А я в это время тренировалась на ближнем корте. Тренировки, упражнения и игры. Мяч за мячом летели в разные углы корта. В такие моменты практически невозможно думать о теннисе как об игре, как о времяпрепровождении, как о чем-то, чем в мире занимаются для собственного удовольствия. Теннис – это не игра. Теннис – это спорт, головоломка, испытание на выносливость. Для победы идешь на все. Он был моим другом и врагом, ночным кошмаром и исцелением от этого кошмара, моей раной и бальзамом для этой раны. Спросите любого, кто сделал эту игру своей жизнью, кто встал на грунт еще до того, как был в состоянии понять, что принесет ему его непонятный ранний талант. Я знаю, что вы хотите, чтобы мы любили эту игру – потому что тогда за нами интереснее наблюдать. Но мы ее не любим. Но и не ненавидим. Она просто есть и была всегда.

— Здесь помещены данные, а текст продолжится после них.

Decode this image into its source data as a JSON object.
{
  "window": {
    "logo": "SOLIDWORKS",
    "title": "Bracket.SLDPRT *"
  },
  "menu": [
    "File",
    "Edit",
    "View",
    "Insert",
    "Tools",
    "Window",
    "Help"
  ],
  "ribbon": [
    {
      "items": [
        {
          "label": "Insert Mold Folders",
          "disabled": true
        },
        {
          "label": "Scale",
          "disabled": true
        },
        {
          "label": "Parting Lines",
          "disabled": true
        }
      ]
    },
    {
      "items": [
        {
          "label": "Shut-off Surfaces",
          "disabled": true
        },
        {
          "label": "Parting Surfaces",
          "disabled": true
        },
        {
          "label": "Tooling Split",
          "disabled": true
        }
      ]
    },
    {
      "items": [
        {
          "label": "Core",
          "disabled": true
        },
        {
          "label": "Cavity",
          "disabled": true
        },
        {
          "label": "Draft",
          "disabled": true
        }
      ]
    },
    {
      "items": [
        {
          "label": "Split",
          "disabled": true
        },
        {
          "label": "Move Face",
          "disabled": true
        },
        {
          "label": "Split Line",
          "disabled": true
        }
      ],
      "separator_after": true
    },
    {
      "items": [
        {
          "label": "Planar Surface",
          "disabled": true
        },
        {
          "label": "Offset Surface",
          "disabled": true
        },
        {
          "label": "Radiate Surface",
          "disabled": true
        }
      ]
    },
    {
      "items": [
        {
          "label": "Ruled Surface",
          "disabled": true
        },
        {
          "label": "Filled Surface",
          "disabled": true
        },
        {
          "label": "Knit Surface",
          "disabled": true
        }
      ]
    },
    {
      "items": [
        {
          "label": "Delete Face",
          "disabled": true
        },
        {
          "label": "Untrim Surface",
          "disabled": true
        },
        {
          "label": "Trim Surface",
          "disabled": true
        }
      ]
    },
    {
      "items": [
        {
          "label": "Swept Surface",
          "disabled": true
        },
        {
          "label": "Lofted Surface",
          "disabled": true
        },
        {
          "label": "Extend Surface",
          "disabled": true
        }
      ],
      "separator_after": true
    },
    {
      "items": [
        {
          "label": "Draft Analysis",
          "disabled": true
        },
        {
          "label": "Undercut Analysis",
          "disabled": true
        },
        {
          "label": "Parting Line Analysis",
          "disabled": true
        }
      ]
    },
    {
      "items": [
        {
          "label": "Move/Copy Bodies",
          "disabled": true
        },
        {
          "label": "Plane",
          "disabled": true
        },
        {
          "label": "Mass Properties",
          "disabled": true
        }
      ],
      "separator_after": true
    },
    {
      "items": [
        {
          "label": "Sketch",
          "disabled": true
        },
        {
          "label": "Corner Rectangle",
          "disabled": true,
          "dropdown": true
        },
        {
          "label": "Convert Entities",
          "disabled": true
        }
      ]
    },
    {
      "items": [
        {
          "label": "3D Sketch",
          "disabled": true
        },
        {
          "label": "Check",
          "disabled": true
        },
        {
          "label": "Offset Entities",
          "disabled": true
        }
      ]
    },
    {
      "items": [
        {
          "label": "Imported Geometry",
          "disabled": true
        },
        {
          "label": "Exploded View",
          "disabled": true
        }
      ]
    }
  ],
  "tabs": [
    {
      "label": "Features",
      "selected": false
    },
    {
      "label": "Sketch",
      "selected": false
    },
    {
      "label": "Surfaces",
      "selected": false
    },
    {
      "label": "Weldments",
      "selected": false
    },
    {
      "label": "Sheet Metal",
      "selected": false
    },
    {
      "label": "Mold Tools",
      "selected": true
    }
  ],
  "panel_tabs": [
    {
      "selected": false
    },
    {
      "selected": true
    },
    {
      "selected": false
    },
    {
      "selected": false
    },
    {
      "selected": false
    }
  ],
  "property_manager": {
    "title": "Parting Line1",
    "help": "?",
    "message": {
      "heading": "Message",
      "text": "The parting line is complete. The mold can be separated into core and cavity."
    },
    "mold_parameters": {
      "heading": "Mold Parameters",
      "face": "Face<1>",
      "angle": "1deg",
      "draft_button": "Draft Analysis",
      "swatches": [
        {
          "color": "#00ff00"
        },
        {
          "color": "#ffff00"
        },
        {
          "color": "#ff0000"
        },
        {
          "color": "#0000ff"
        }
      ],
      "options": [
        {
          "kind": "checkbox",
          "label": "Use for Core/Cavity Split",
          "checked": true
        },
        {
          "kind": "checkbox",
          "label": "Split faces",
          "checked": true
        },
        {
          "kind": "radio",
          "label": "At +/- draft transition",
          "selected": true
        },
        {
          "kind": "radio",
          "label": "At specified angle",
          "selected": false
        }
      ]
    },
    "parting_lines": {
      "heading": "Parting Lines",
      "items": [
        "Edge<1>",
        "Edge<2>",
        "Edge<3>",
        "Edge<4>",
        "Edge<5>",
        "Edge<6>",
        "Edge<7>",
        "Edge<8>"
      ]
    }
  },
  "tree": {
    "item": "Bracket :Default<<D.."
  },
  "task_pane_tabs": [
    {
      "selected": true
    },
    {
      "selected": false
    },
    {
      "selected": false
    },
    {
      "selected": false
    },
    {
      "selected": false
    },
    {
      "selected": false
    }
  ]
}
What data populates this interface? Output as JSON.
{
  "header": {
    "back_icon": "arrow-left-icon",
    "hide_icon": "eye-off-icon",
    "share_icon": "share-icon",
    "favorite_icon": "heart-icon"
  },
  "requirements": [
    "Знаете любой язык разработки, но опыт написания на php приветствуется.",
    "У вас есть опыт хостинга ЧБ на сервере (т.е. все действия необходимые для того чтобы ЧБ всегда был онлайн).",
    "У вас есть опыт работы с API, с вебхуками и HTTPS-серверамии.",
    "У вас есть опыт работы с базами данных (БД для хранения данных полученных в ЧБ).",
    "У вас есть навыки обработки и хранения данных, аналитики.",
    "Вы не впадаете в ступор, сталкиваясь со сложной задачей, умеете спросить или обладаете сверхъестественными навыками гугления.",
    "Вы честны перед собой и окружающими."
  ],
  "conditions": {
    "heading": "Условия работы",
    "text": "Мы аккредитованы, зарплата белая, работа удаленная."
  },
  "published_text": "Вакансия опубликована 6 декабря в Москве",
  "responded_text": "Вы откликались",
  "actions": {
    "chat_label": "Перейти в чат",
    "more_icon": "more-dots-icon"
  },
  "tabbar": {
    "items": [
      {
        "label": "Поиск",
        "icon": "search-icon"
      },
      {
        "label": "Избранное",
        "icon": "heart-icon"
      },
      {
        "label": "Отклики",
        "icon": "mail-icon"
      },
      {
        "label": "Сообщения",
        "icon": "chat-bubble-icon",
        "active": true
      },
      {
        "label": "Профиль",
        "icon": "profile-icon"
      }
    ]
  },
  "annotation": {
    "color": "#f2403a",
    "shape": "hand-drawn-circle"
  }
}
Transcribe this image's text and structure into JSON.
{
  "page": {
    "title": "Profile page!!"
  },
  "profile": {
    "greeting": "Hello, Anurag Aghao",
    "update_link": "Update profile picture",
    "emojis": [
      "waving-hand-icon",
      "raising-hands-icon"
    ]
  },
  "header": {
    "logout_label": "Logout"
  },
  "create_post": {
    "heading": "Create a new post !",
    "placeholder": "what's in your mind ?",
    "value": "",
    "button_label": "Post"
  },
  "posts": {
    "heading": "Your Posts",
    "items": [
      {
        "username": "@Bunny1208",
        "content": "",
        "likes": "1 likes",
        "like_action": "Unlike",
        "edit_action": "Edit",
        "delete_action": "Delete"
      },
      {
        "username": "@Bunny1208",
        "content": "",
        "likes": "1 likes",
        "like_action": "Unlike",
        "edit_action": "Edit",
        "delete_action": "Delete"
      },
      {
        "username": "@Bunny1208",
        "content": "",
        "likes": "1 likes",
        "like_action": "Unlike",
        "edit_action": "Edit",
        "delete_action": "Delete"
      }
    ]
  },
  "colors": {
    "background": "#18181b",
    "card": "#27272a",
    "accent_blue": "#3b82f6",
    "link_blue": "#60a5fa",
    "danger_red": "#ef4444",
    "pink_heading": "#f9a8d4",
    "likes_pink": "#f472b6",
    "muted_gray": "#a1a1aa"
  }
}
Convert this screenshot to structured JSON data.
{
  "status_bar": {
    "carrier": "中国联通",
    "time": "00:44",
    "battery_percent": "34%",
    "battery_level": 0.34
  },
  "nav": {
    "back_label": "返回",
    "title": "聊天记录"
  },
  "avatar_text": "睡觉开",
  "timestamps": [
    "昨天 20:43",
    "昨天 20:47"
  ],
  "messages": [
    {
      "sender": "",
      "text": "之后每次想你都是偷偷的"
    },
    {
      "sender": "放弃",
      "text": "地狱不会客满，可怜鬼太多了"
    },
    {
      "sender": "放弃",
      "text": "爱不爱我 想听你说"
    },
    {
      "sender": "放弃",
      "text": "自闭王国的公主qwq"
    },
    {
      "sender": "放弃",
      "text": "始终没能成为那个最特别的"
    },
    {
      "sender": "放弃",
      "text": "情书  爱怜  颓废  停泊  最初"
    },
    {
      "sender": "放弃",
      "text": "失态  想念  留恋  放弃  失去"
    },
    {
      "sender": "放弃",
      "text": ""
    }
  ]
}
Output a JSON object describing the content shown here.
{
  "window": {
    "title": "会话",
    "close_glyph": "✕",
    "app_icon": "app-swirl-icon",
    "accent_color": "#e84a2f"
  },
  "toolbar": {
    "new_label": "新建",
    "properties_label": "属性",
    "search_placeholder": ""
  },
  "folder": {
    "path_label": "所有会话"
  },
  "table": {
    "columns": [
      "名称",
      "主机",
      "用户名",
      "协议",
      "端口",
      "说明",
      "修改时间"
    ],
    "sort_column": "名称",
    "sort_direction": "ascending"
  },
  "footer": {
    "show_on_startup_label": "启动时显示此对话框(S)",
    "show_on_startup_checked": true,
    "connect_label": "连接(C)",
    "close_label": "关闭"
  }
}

Кое-что в «Эль-Конкистадоре» мне нравилось. Нравилась сдержанная атмосфера заведения. Это было не похоже на академию Боллетьери. На тебя не так давили, и игроки были послабее и не такие зацикленные на игре. Мне нравилась рутина, невысокие требования к игре, то, как вода после дождя лилась на дальние корты, что давало игрокам редкий шанс передохнуть и пять минут бездумно смотреть на солнце. Но больше всего мне нравилось, что папа был рядом, даже когда я его не видела. Он разогревал меня перед послеполуденными играми – мы обменивались ударами и одновременно разговаривали. Мы могли говорить о доме, или о теннисе, или о маме и о том, как будет здорово, когда она приедет к нам во Флориду. Если у меня появлялась проблема или не шла игра, если меня обижали или несправедливо поступали со мной, я могла побежать к нему, и он обязательно помогал.